If you are above the age of 18 and pregnant, trying for a baby or breastfeeding you can be vaccinated against Covid-19. You can speak to your GP or maternity team for advice. If you decide to attend a vaccination appointment, you will be able to ask any questions you have at the vaccination centre.

You can find more information from here:
NHS: Pregnancy, breastfeeding, fertility and coronavirus

Public Health England: Covid-19 vaccination guide for all women of childbearing age, pregnant or breastfeeding 

Perinatal mental health (PMH) problems are those which occur during pregnancy or in the first year following the birth of a child. Perinatal mental illness affects up to 20% of new and expectant mums and covers a wide range of conditions.

If left untreated, mental health issues can have significant and long-lasting effects on the woman, the child, and the wider family.

Getting help and support

Talk to your GP

You can always talk to your doctor about your mental health. They can discuss your options for treatment and support, refer you to services and prescribe medication.

Antenatal care

You are likely to be in contact with several different health professionals while you are pregnant. At some point, they should ask you about your mental health and how you're feeling during pregnancy. If they don't ask, you can always bring up any concerns you have.

The NHS website has information about the health professionals who may support you during pregnancy. You can also visit the NHS's Start4Life website for information about pregnancy and becoming a new parent.

Your health visitor

Your health visitor can offer support for looking after your baby and managing your mental health. You can also talk to them about anything you're worried about, or any difficult feelings or thoughts you're having.

They can let you know about other services in your area, or they might suggest that you speak to your doctor.

Perinatal mental health services

There are specialist mental health services in some parts of the country for anyone who is pregnant or has recently given birth. These are called perinatal mental health services. They include teams of specialist nurses and doctors, as well as specialist hospital wards called mother and baby units (MBUs).

Mother and baby units (MBUs) are specialist psychiatric wards in hospitals. You can be admitted to an MBU with your baby if you are having mental health problems during pregnancy or after giving birth.

The MBU can give you treatment and support for your mental health problem.

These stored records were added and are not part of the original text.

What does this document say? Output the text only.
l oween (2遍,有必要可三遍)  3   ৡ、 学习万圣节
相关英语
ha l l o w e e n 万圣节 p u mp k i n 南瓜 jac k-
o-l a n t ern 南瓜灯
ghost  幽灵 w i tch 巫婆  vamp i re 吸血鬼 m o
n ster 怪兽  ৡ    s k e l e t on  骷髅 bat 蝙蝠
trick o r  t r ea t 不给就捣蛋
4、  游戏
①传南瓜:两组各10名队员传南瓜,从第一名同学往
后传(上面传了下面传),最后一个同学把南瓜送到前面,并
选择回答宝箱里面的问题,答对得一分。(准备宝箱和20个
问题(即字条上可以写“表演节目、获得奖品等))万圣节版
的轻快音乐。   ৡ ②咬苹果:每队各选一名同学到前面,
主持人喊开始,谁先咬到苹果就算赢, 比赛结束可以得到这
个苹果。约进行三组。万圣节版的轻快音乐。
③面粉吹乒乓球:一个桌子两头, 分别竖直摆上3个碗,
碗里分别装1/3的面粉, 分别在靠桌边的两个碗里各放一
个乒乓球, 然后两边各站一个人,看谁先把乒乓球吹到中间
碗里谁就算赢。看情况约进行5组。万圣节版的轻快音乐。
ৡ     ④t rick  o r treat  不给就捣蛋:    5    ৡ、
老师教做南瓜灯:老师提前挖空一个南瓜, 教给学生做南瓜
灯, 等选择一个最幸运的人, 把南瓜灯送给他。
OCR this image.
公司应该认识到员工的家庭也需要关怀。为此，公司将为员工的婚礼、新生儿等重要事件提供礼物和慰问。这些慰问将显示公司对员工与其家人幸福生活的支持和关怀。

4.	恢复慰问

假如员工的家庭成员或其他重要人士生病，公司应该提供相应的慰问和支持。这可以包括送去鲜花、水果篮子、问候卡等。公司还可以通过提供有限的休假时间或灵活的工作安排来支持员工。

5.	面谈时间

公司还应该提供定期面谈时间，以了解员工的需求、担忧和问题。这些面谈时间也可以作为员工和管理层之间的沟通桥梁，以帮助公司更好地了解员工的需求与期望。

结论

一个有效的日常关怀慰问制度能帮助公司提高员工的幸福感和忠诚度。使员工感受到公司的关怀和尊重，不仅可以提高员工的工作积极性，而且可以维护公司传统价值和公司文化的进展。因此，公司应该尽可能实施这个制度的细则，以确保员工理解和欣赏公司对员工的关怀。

They can also support you in developing parenting skills and bonding with your baby.

Voluntary organisations and charities

There are several voluntary organisations and charities who offer a range of support to families and new parents:

  • Family Lives offers confidential support, information and advice for parents.
  • Home Start offers a service which pairs you with a volunteer who visits you to offer practical and emotional support.
  • Family Action offers specialist support services for parents with a mental health problem. This includes services during pregnancy and after giving birth.
  • NCT runs a range of courses for new parents and has a membership that runs activities and social groups.
  • The Association for Postnatal Illness (APNI) offers information and support about postnatal depression. This includes information for partners and carers.
  • The Breastfeeding Network offers nationwide support about breastfeeding.

Source: www.mind.org.uk

Tavistock Relationships

Tavistock Relationships are offering free relationship support for all NHS staff and social care workers.

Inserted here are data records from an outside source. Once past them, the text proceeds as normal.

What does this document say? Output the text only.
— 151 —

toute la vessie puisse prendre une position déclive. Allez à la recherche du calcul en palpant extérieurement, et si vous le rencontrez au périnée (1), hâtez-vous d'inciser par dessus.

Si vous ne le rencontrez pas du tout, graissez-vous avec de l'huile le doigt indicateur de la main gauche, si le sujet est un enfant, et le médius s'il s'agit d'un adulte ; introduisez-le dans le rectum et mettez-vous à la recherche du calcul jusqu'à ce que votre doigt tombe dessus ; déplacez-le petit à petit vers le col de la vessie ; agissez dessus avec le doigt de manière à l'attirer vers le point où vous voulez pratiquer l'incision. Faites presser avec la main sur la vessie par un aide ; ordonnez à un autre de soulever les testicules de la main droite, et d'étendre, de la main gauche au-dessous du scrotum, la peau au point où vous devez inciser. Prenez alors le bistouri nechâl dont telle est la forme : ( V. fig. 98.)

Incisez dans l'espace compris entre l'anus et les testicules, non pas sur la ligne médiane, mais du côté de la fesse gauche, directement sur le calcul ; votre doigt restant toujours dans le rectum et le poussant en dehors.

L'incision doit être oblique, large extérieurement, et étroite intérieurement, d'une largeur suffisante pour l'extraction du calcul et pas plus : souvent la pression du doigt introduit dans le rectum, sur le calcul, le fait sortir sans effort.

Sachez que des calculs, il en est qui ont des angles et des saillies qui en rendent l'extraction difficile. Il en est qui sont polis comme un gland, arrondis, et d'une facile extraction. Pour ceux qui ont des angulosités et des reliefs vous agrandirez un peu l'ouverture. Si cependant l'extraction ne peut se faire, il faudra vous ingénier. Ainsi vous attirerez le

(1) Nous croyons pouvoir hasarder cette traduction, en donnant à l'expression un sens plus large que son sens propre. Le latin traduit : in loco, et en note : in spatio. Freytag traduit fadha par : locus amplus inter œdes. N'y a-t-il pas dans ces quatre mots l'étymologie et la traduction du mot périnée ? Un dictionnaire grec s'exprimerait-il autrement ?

Staff will be offered between four to six confidential and flexible sessions (mornings, evenings or weekends) with therapists via online therapy or as an individual or as a couple.

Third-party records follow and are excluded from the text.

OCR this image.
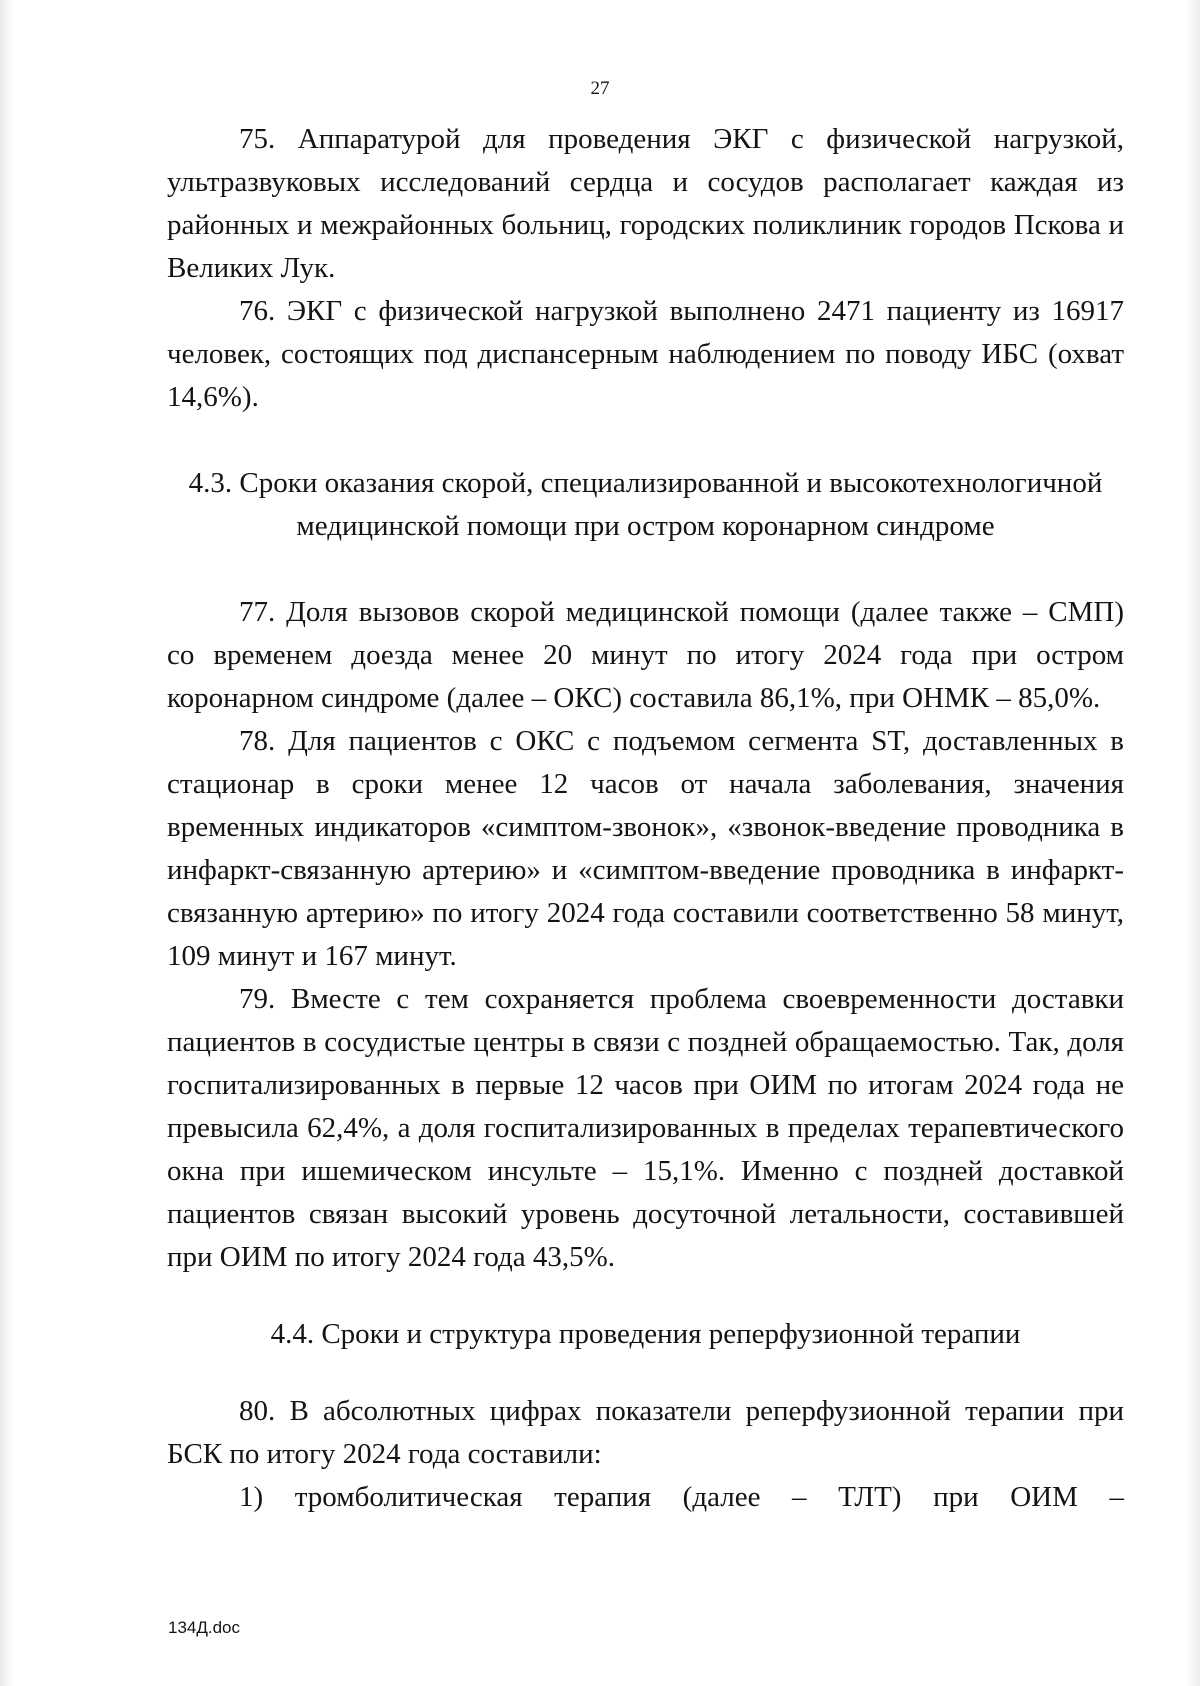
27

75. Аппаратурой для проведения ЭКГ с физической нагрузкой, ультразвуковых исследований сердца и сосудов располагает каждая из районных и межрайонных больниц, городских поликлиник городов Пскова и Великих Лук.

76. ЭКГ с физической нагрузкой выполнено 2471 пациенту из 16917 человек, состоящих под диспансерным наблюдением по поводу ИБС (охват 14,6%).

4.3. Сроки оказания скорой, специализированной и высокотехнологичной

медицинской помощи при остром коронарном синдроме

77. Доля вызовов скорой медицинской помощи (далее также – СМП) со временем доезда менее 20 минут по итогу 2024 года при остром коронарном синдроме (далее – ОКС) составила 86,1%, при ОНМК – 85,0%.

78. Для пациентов с ОКС с подъемом сегмента ST, доставленных в стационар в сроки менее 12 часов от начала заболевания, значения временных индикаторов «симптом-звонок», «звонок-введение проводника в инфаркт-связанную артерию» и «симптом-введение проводника в инфаркт-связанную артерию» по итогу 2024 года составили соответственно 58 минут, 109 минут и 167 минут.

79. Вместе с тем сохраняется проблема своевременности доставки пациентов в сосудистые центры в связи с поздней обращаемостью. Так, доля госпитализированных в первые 12 часов при ОИМ по итогам 2024 года не превысила 62,4%, а доля госпитализированных в пределах терапевтического окна при ишемическом инсульте – 15,1%. Именно с поздней доставкой пациентов связан высокий уровень досуточной летальности, составившей при ОИМ по итогу 2024 года 43,5%.

4.4. Сроки и структура проведения реперфузионной терапии

80. В абсолютных цифрах показатели реперфузионной терапии при БСК по итогу 2024 года составили:

1) тромболитическая терапия (далее – ТЛТ) при ОИМ –

134Д.doc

If you would like to access this offer, complete our self-referral form and select the option 'Couples counselling/Relationship difficulties'. A Keeping Well practitioner will help signpost you to more information or get in touch with Tavistock Relationships directly here


Relate is a charity that provides counselling services for every type of relationship. They can help with marriage, LGBT issues, divorce and parenting.

Marriage Care

Marriage Care is a national charity, specializing in adult couple relationships. They provide support for couples and individuals to build and sustain strong, fulfilling, healthy relationships.